Demikian pula saat terjadi bencana Gunung Merapi yang meletus baru-baru ini, semua orang saling peduli dan berbagi. Sesuatu yang jarang dilakukan saat keadaan berjalan baik dan normal. Dalam keadaan seburuk apapun, jika kita mau belajar senantiasa ada hal baik atau hikmah yang tersimpan di dalamnya. Demikian pula dalam kehidupan keluarga, yang sering membuat hubungan suami-istri atau orangtua –anak renggang adalah kebiasaan menyalahkan dan mencari kambing hitam juga. Jika ada salah seorang anggota keluarga yang mengambil keputusan yang salah hingga mengakibatkan kerugian maka yang sering kita lakukan adalah menyalahkan. Jarang sekali kita bersikap bahwa kesalahan salah seorang anggota keluarga berarti resikonya harus ditanggung serta diselesaikan bersama sebagai satu kesatuan keluarga. Sesungguhnya, ketika seseorang berbuat salah, tanpa harus disalahkan diapun sudah menyadari kesalahannya. Jika kita menyalahkan maka kita mengambil posisi bahwa kita berada di pihak yang berseberangan, bukan lagi berada pada satu sisi yang sama. Alangkah bijaknya jika kita tanpa menyalahkan, berada pada sisi pasangan atau anak kita lalu menawarkan solusi dengan sikap bahwa akibat kesalahan ini menjadi resiko seluruh keluarga. Maka kita semua akan bersatu-padu dengan segenap daya-upaya menggunakan energi kita untuk menyelesaikan masalah ini dengan cara yang terbaik. Masalah akan diselesaikan dengan lebih cepat dan lebih baik, dan yang terpenting hubungan kita sebagai keluarga tetap baik bahkan menjadi makin kuat karena kebersamaan yang terjalin saat menghadapi krisis. Saat-saat berat menjadi sarana yang terbaik untuk membuktikan kasih, dukungan dan penerimaan tanpa syarat bagi pasangan dan anak kita. Pasangan atau anak yang diperlakukan demikian, maka dia akan merasa aman hingga apapun yang terjadi di masa yang akan datang, dia akan selalu merasa aman untuk terbuka dengan pasangan atau orangtuanya.

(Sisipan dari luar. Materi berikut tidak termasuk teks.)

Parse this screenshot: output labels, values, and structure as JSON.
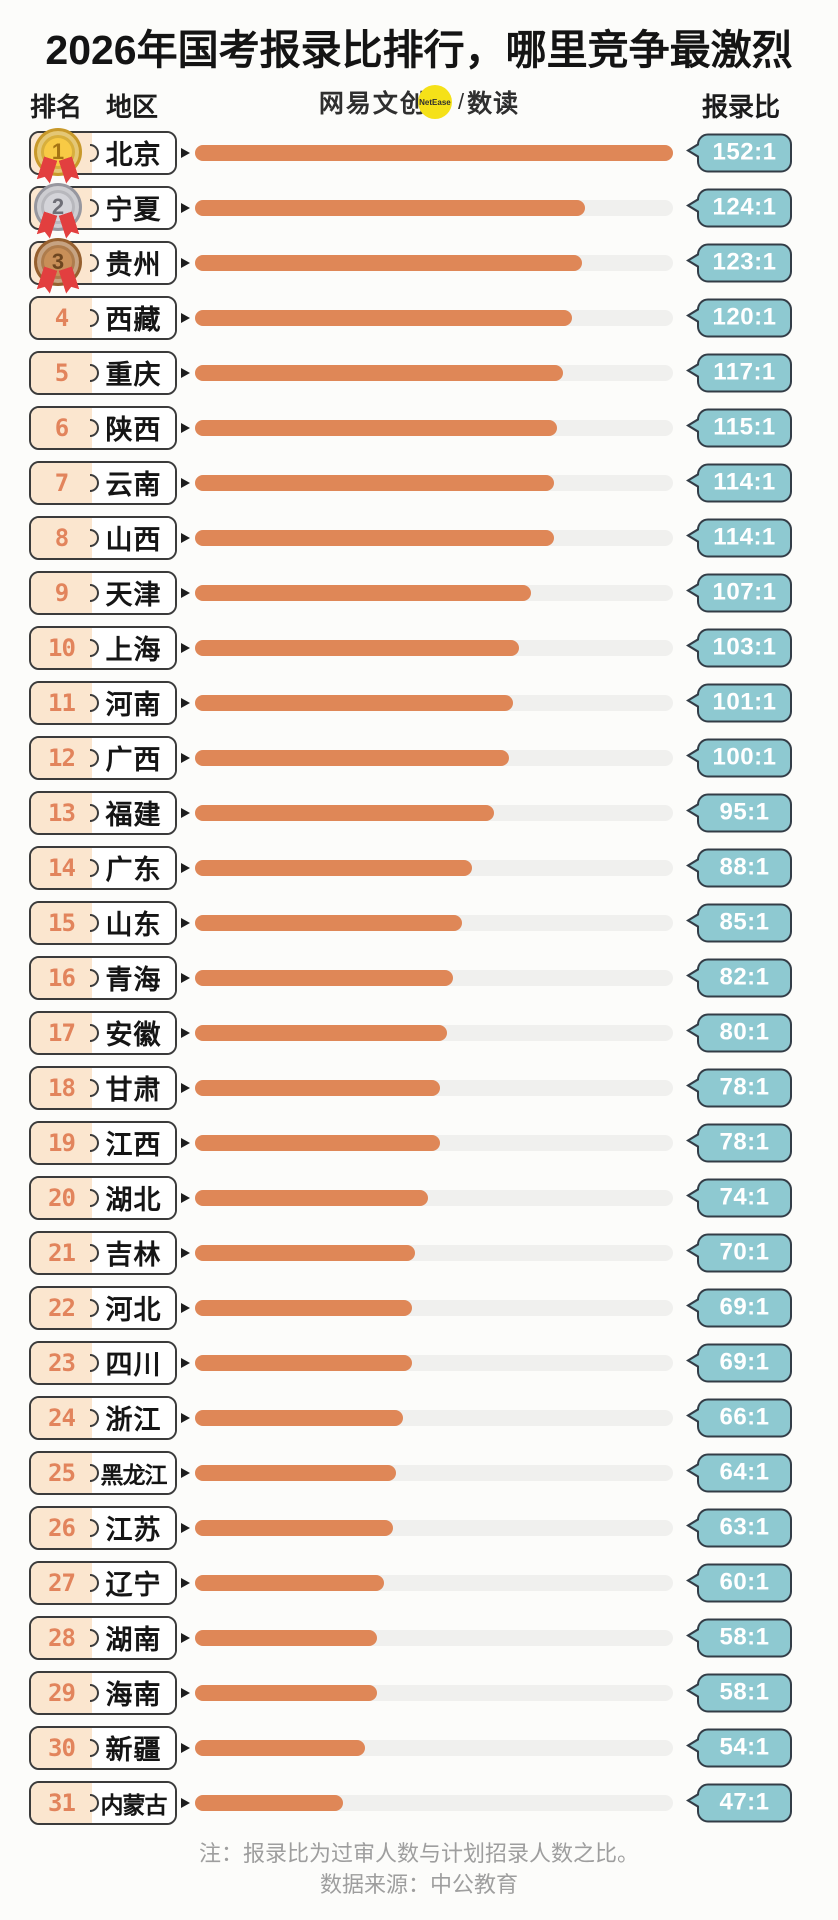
{
  "title": "2026年国考报录比排行，哪里竞争最激烈",
  "header": {
    "rank_col": "排名",
    "region_col": "地区",
    "ratio_col": "报录比"
  },
  "logo": {
    "brand": "网易文创",
    "badge": "NetEase",
    "separator": "/",
    "sub_brand": "数读"
  },
  "rows": [
    {
      "rank": 1,
      "region": "北京",
      "ratio": "152:1",
      "value": 152,
      "medal": "gold"
    },
    {
      "rank": 2,
      "region": "宁夏",
      "ratio": "124:1",
      "value": 124,
      "medal": "silver"
    },
    {
      "rank": 3,
      "region": "贵州",
      "ratio": "123:1",
      "value": 123,
      "medal": "bronze"
    },
    {
      "rank": 4,
      "region": "西藏",
      "ratio": "120:1",
      "value": 120,
      "medal": null
    },
    {
      "rank": 5,
      "region": "重庆",
      "ratio": "117:1",
      "value": 117,
      "medal": null
    },
    {
      "rank": 6,
      "region": "陕西",
      "ratio": "115:1",
      "value": 115,
      "medal": null
    },
    {
      "rank": 7,
      "region": "云南",
      "ratio": "114:1",
      "value": 114,
      "medal": null
    },
    {
      "rank": 8,
      "region": "山西",
      "ratio": "114:1",
      "value": 114,
      "medal": null
    },
    {
      "rank": 9,
      "region": "天津",
      "ratio": "107:1",
      "value": 107,
      "medal": null
    },
    {
      "rank": 10,
      "region": "上海",
      "ratio": "103:1",
      "value": 103,
      "medal": null
    },
    {
      "rank": 11,
      "region": "河南",
      "ratio": "101:1",
      "value": 101,
      "medal": null
    },
    {
      "rank": 12,
      "region": "广西",
      "ratio": "100:1",
      "value": 100,
      "medal": null
    },
    {
      "rank": 13,
      "region": "福建",
      "ratio": "95:1",
      "value": 95,
      "medal": null
    },
    {
      "rank": 14,
      "region": "广东",
      "ratio": "88:1",
      "value": 88,
      "medal": null
    },
    {
      "rank": 15,
      "region": "山东",
      "ratio": "85:1",
      "value": 85,
      "medal": null
    },
    {
      "rank": 16,
      "region": "青海",
      "ratio": "82:1",
      "value": 82,
      "medal": null
    },
    {
      "rank": 17,
      "region": "安徽",
      "ratio": "80:1",
      "value": 80,
      "medal": null
    },
    {
      "rank": 18,
      "region": "甘肃",
      "ratio": "78:1",
      "value": 78,
      "medal": null
    },
    {
      "rank": 19,
      "region": "江西",
      "ratio": "78:1",
      "value": 78,
      "medal": null
    },
    {
      "rank": 20,
      "region": "湖北",
      "ratio": "74:1",
      "value": 74,
      "medal": null
    },
    {
      "rank": 21,
      "region": "吉林",
      "ratio": "70:1",
      "value": 70,
      "medal": null
    },
    {
      "rank": 22,
      "region": "河北",
      "ratio": "69:1",
      "value": 69,
      "medal": null
    },
    {
      "rank": 23,
      "region": "四川",
      "ratio": "69:1",
      "value": 69,
      "medal": null
    },
    {
      "rank": 24,
      "region": "浙江",
      "ratio": "66:1",
      "value": 66,
      "medal": null
    },
    {
      "rank": 25,
      "region": "黑龙江",
      "ratio": "64:1",
      "value": 64,
      "medal": null
    },
    {
      "rank": 26,
      "region": "江苏",
      "ratio": "63:1",
      "value": 63,
      "medal": null
    },
    {
      "rank": 27,
      "region": "辽宁",
      "ratio": "60:1",
      "value": 60,
      "medal": null
    },
    {
      "rank": 28,
      "region": "湖南",
      "ratio": "58:1",
      "value": 58,
      "medal": null
    },
    {
      "rank": 29,
      "region": "海南",
      "ratio": "58:1",
      "value": 58,
      "medal": null
    },
    {
      "rank": 30,
      "region": "新疆",
      "ratio": "54:1",
      "value": 54,
      "medal": null
    },
    {
      "rank": 31,
      "region": "内蒙古",
      "ratio": "47:1",
      "value": 47,
      "medal": null
    }
  ],
  "footer": {
    "note": "注：报录比为过审人数与计划招录人数之比。",
    "source": "数据来源：中公教育"
  },
  "colors": {
    "page_bg": "#fcfcfa",
    "title_color": "#141414",
    "bar": "#df8757",
    "track": "#f0f0ee",
    "bubble": "#8ec9d1",
    "bubble_border": "#333d47",
    "box_border": "#3b3b3b",
    "rank_bg": "#fbe6cf",
    "rank_text": "#e2845c",
    "badge_yellow": "#f5e118",
    "note_gray": "#9e9e9e",
    "ribbon": "#e23f3f",
    "gold": "#f8ca45",
    "silver": "#d4d4d9",
    "bronze": "#c88f58"
  },
  "chart_data": {
    "type": "bar",
    "orientation": "horizontal",
    "title": "2026年国考报录比排行，哪里竞争最激烈",
    "categories": [
      "北京",
      "宁夏",
      "贵州",
      "西藏",
      "重庆",
      "陕西",
      "云南",
      "山西",
      "天津",
      "上海",
      "河南",
      "广西",
      "福建",
      "广东",
      "山东",
      "青海",
      "安徽",
      "甘肃",
      "江西",
      "湖北",
      "吉林",
      "河北",
      "四川",
      "浙江",
      "黑龙江",
      "江苏",
      "辽宁",
      "湖南",
      "海南",
      "新疆",
      "内蒙古"
    ],
    "values": [
      152,
      124,
      123,
      120,
      117,
      115,
      114,
      114,
      107,
      103,
      101,
      100,
      95,
      88,
      85,
      82,
      80,
      78,
      78,
      74,
      70,
      69,
      69,
      66,
      64,
      63,
      60,
      58,
      58,
      54,
      47
    ],
    "value_labels": [
      "152:1",
      "124:1",
      "123:1",
      "120:1",
      "117:1",
      "115:1",
      "114:1",
      "114:1",
      "107:1",
      "103:1",
      "101:1",
      "100:1",
      "95:1",
      "88:1",
      "85:1",
      "82:1",
      "80:1",
      "78:1",
      "78:1",
      "74:1",
      "70:1",
      "69:1",
      "69:1",
      "66:1",
      "64:1",
      "63:1",
      "60:1",
      "58:1",
      "58:1",
      "54:1",
      "47:1"
    ],
    "xlabel": "报录比",
    "ylabel": "地区",
    "xlim": [
      0,
      152
    ],
    "grid": false,
    "legend": false,
    "note": "注：报录比为过审人数与计划招录人数之比。",
    "source": "数据来源：中公教育"
  }
}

Hal lain yang bisa kita pelajari melalui bencana Gunung Merapi yang meletus adalah keteladanan kesetiaan Mbah Marijan dalam mengemban tugas serta perintah yang diamanatkan Sri Sultan Hamengku Buwono IX kepadanya. Meskipun Sri Sultan Hamengku Buwono IX telah wafat namun Mbah Marijan tetap memegang teguh amanahnya. Mbah Marijan pernah berujar, jika dia harus mati karena Merapi maka itu adalah takdir Tuhan. Hingga akhir hayatnya, beliau tetap setia menjaga Gunung Merapi dan gugur dalam keadaan sedang sujud berdoa. Hal ini membuat saya merenung, seberapa besar kesetiaan kita dalam menggenapi Amanat Agung Tuhan Yesus? Yang memberikan amanat kepada kita bukan sekedar seorang raja namun Raja di atas segala raja. Apakah kita juga cukup setia memperjuangkan Amanat Agung hingga akhir hayat kita seperti Mbah Marijan? Mari kita sendiri yang bisa merenung dan menjawabnya!
AMANAT AGUNG TUHAN YESUS:
“Karena itu pergilah,
jadikanlah semua bangsa murid-Ku dan baptislah mereka dalam nama Bapa dan Anak dan Roh Kudus,
dan ajarlah mereka melakukan segala sesuatu yang telah Kuperintahkan kepadamu.
Dan ketahuilah, Aku menyertai kamu senantiasa sampai kepada akhir zaman.”